Transforming the Difficult Child

Parenting a difficult child is challenging, frustrating and makes you feel like a failure. The full title of the book that has the best information for parents of the difficult child is "Transforming the Difficult Child - The nurturing heart approach - Shifting the intense child to new patterns of success" by Howard Glasser and Jennifer Easley. The biggest problem of raising the difficult, intense, challenging, over-energized child is that conventional and acceptable methods of parenting are doomed to failure. Why? These children require a much greater effort, focus, inner-guidance and self-control than the average child to achieve and maintain success. The more intense the child, the more intense the intervention needs to be. The more difficult the child is, the stronger the container needs to be. The authors offer this word picture to help us understand the need for a stronger container. Take a look at a balloon. It is a very appropriate container for air. It can take quite a beating before it breaks. If you put water in the balloon, it will hold it but you have to be very careful. One drop of the balloon and the container proves to be inadequate. Now imagine a liquid metal like mercury placed in the balloon. It can not even hold its shape. It needs a stronger container. The same goes for the difficult child.

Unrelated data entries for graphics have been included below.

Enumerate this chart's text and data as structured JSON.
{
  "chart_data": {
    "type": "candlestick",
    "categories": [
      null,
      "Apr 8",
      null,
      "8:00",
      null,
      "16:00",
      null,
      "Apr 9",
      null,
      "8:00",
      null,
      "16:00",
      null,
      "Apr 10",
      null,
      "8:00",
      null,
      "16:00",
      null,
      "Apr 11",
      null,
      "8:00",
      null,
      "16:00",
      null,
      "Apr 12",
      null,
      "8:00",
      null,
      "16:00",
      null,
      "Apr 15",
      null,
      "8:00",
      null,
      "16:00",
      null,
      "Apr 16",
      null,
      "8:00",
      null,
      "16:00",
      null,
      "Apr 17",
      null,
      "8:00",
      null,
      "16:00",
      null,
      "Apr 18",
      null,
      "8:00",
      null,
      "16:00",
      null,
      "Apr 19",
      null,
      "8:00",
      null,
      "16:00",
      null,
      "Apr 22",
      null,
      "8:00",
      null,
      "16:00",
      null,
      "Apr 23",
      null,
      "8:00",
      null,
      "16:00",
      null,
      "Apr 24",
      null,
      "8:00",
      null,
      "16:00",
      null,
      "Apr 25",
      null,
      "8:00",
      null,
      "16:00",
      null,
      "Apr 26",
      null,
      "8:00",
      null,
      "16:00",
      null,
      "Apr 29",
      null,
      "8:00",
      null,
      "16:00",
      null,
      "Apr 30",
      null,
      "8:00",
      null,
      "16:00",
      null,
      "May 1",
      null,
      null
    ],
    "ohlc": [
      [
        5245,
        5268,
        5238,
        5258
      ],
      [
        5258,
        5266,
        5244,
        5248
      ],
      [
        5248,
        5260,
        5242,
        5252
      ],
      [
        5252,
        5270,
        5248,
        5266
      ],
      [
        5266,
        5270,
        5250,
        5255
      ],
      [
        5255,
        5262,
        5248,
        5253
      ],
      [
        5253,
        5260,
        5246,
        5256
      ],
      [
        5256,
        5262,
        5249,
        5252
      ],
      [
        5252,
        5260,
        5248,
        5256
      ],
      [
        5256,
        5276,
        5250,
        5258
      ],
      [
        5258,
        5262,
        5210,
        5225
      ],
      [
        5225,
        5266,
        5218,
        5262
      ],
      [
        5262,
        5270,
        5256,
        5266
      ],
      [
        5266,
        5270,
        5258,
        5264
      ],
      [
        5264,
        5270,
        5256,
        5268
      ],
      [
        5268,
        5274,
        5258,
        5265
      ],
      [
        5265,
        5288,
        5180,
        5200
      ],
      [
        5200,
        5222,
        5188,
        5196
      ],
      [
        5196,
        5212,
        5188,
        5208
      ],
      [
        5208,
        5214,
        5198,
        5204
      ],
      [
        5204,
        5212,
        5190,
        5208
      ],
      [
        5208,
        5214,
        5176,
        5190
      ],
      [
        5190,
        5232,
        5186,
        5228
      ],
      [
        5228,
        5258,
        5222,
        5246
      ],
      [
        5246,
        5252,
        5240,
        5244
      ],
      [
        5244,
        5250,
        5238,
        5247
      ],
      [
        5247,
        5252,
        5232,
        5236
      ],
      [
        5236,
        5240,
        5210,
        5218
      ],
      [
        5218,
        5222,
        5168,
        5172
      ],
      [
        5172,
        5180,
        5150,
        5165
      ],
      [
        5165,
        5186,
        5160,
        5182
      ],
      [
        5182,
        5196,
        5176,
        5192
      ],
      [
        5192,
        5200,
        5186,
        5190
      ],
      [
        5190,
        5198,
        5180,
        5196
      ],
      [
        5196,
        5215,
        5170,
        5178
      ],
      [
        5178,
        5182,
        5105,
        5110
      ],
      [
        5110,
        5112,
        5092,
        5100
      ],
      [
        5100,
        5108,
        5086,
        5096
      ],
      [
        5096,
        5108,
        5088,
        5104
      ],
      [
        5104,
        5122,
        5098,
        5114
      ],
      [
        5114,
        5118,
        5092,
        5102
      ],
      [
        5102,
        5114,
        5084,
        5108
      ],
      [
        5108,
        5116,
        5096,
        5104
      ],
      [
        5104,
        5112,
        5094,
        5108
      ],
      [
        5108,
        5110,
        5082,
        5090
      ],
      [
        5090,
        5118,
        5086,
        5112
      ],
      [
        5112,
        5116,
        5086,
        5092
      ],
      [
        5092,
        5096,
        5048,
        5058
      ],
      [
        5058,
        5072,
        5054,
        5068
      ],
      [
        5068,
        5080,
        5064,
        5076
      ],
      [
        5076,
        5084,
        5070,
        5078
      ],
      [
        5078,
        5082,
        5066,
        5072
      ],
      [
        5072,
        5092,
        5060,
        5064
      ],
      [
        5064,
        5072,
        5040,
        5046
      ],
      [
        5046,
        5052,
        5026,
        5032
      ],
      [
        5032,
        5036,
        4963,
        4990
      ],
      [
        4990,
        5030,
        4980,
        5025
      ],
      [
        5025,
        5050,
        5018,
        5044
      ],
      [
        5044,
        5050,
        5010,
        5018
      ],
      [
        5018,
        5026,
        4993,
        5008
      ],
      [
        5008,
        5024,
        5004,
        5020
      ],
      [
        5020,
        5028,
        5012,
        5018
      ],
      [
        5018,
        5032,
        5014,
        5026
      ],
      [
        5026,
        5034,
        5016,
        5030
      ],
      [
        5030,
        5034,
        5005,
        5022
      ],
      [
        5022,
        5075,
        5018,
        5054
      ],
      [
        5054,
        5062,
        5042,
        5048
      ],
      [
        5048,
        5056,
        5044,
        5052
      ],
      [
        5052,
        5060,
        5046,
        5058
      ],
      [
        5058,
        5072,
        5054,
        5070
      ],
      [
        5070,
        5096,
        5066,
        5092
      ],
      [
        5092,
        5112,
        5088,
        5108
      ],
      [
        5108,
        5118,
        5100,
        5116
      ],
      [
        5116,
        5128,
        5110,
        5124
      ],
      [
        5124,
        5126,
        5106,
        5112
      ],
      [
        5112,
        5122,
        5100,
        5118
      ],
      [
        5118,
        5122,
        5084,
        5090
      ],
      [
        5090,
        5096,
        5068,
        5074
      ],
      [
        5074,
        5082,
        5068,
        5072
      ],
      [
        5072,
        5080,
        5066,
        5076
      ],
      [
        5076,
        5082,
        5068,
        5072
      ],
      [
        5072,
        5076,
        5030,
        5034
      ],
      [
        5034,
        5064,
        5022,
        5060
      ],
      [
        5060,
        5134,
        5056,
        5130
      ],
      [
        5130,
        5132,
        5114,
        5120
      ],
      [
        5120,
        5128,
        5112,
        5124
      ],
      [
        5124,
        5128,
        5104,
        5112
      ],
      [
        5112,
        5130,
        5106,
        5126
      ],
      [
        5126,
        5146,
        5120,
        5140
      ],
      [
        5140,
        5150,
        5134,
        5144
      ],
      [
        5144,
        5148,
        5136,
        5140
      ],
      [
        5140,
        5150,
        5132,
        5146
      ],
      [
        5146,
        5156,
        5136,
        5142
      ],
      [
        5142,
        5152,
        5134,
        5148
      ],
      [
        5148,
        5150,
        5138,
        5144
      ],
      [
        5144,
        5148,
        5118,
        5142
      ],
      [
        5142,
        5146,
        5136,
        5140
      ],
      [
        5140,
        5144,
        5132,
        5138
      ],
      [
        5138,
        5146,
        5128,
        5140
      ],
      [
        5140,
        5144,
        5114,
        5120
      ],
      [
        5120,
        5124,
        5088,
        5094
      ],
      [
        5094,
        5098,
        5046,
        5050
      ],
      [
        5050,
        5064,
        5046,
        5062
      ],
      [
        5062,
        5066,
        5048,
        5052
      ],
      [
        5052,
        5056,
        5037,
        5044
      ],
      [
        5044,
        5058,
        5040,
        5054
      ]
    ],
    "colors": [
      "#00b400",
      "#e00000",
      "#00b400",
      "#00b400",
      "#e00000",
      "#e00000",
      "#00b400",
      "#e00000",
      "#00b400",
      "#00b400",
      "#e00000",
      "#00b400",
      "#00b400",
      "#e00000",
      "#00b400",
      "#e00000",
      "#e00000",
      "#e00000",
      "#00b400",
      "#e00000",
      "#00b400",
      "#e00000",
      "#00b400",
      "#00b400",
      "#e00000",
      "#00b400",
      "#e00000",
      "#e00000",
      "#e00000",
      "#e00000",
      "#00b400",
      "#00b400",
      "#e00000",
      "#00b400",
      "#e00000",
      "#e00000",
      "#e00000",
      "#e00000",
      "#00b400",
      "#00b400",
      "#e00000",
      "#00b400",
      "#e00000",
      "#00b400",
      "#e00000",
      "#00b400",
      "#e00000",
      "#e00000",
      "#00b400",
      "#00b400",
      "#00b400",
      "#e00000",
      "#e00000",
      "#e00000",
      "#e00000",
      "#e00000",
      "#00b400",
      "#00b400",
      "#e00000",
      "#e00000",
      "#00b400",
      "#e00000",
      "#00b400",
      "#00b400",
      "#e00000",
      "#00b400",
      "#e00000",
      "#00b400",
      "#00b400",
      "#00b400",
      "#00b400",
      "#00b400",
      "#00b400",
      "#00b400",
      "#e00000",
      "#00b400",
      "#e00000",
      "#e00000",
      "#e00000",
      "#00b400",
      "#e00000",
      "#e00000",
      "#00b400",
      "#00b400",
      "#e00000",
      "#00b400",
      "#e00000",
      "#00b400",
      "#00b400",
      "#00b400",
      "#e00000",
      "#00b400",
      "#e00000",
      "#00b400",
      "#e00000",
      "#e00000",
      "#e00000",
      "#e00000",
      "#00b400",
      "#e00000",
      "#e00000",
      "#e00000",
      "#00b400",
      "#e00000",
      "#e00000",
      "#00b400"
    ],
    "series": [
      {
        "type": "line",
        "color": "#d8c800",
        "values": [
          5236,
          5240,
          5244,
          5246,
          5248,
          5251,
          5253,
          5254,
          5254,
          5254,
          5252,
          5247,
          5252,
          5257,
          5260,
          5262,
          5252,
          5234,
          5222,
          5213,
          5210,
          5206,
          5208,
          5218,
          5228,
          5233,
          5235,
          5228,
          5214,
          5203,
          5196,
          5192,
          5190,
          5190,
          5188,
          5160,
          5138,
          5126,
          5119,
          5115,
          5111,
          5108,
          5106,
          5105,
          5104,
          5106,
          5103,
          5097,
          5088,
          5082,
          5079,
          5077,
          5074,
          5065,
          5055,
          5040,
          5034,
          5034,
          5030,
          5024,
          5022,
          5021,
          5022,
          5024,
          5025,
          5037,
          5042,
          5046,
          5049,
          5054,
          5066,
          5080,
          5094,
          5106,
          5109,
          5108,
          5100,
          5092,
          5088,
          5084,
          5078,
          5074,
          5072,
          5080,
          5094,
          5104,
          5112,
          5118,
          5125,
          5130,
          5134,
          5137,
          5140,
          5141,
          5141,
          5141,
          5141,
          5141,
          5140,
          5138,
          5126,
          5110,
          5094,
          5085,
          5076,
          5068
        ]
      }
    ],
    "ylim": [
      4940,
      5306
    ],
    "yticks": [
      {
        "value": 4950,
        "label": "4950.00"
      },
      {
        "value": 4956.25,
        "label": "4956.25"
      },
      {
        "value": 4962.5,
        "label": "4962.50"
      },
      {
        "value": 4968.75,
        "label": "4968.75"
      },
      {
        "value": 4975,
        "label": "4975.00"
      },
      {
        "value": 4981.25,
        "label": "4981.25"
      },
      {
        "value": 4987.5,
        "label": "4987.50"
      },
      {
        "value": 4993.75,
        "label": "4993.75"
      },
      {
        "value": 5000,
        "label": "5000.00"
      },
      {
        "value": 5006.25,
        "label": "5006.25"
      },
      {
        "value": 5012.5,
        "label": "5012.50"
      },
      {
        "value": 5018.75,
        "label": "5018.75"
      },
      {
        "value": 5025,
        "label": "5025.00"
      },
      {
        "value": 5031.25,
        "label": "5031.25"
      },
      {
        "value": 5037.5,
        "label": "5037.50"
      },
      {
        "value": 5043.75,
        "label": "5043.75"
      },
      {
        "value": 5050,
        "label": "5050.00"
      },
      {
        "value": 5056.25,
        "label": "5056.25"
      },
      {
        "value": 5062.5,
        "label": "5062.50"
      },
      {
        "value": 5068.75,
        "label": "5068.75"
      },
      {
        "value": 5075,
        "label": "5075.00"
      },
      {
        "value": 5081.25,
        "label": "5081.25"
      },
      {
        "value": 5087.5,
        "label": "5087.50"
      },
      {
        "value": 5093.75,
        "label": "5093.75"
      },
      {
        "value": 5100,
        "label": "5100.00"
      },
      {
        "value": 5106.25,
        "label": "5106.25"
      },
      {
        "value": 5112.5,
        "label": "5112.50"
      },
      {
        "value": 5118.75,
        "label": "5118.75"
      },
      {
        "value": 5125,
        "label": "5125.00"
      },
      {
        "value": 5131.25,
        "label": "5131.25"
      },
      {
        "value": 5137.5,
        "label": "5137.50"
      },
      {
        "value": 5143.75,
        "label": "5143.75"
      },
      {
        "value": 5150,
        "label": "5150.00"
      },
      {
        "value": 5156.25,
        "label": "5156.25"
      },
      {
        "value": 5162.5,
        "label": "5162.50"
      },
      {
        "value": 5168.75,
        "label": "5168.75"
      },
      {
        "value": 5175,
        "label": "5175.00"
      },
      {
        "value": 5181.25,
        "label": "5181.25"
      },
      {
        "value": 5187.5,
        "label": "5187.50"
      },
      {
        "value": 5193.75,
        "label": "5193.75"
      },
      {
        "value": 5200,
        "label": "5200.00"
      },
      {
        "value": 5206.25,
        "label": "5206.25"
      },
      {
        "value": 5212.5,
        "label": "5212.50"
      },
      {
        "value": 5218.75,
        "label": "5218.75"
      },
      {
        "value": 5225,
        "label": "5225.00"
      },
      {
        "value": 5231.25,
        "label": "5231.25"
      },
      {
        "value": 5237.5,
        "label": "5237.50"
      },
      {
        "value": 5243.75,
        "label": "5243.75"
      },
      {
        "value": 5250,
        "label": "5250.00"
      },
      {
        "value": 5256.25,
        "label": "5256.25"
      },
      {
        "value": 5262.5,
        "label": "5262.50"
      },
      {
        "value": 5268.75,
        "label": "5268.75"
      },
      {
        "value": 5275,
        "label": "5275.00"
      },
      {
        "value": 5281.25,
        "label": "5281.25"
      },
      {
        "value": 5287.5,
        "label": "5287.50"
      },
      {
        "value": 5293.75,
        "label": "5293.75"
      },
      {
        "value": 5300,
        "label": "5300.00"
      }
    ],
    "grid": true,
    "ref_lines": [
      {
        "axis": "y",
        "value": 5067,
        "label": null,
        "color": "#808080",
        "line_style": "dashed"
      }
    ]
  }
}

The payoff for the intense child is your energy and your attention to their problem behavior. A parent needs to change the focus of their attention and emotion. Most parents get upset and emote when their child is misbehaving. This feeds and reinforces the difficult child. The parent is encouraged to "flat-line" their emotions and reactions while the child is disruptive and give lots of positive emotions when behavior is appropriate. The time to teach a child about the rules and expectations is not when they are being inappropriate, but when things are going well. The example of a video game is very interesting. Have you noticed the long attention span your child has during video games. There are plenty of bells and whistles (reinforcement) while playing and doing well but very little energy when they lose the game or get caught or killed. The game ends and then they get to start all over again with the same game. There is no criticism or getting yelled at, just start again, trying your best to do better. The parent of the difficult child needs to flatline their emotions and reactions when their child fails, just deliver the consequences and move on.

The energy starved child can be getting a tremendous amount of negative attention throughout the day and still be starving for attention when they get home. Why? Negative attention is like junk food, it has little nutritional value. The negative attention gets encoded in their brain as "I am a failure". This is reinforced every day they are disruptive. Poor behavior leads to poor self-esteem. Often, these children may reject ordinary positive comments by adults because inside, they are doubtful, at their very core, that anything positive could be true about them. When they hear positive remarks like: "Good job!" or "You are doing so well!", inside, in their subconscious self-talk they are saying, "I am not a good kid" or "I'm always getting into trouble". The child's "low self-esteem radar" is always ready to shoot down positive statements because they (know or believe) they are failures.

Take Three Necessary Stands

I - I refuse to get drawn into giving my child greater responses, more attention and other unintended "payoffs" for negative behavior. I won't accidentally foster failures and reward problems with my energy.

II - I resolve to purposely create and nurture successes. I will relentlessly and strategically pull my child into a new pattern of success.

III - I have clear rules for my child and clear and consistent consequences when he or she breaks the rules. I resolve to give a true and effective consequence when a rule is broken.



If a child has the perception that he or she gets more out of life for acting negatively, and we take only the stand of intensifying the rules or the harshness of the consequences, we will actually make things worse. Why? The child will size up the new circumstances and surmise that now they are simply playing for bigger stakes. The child will not be doing this "on purpose", but the addictive side of the habit will draw them toward the prospect of a larger response. Difficult children simply are stuck in patterns from which they cannot extricate themselves without skillful help. The parent as therapist, the child's primary caregiver, is the best person to be the agent of change. For a complete manual for helping your child be successful, read the book and begin practicing the principles in it. I have seen dramatic changes in children when these principles are followed.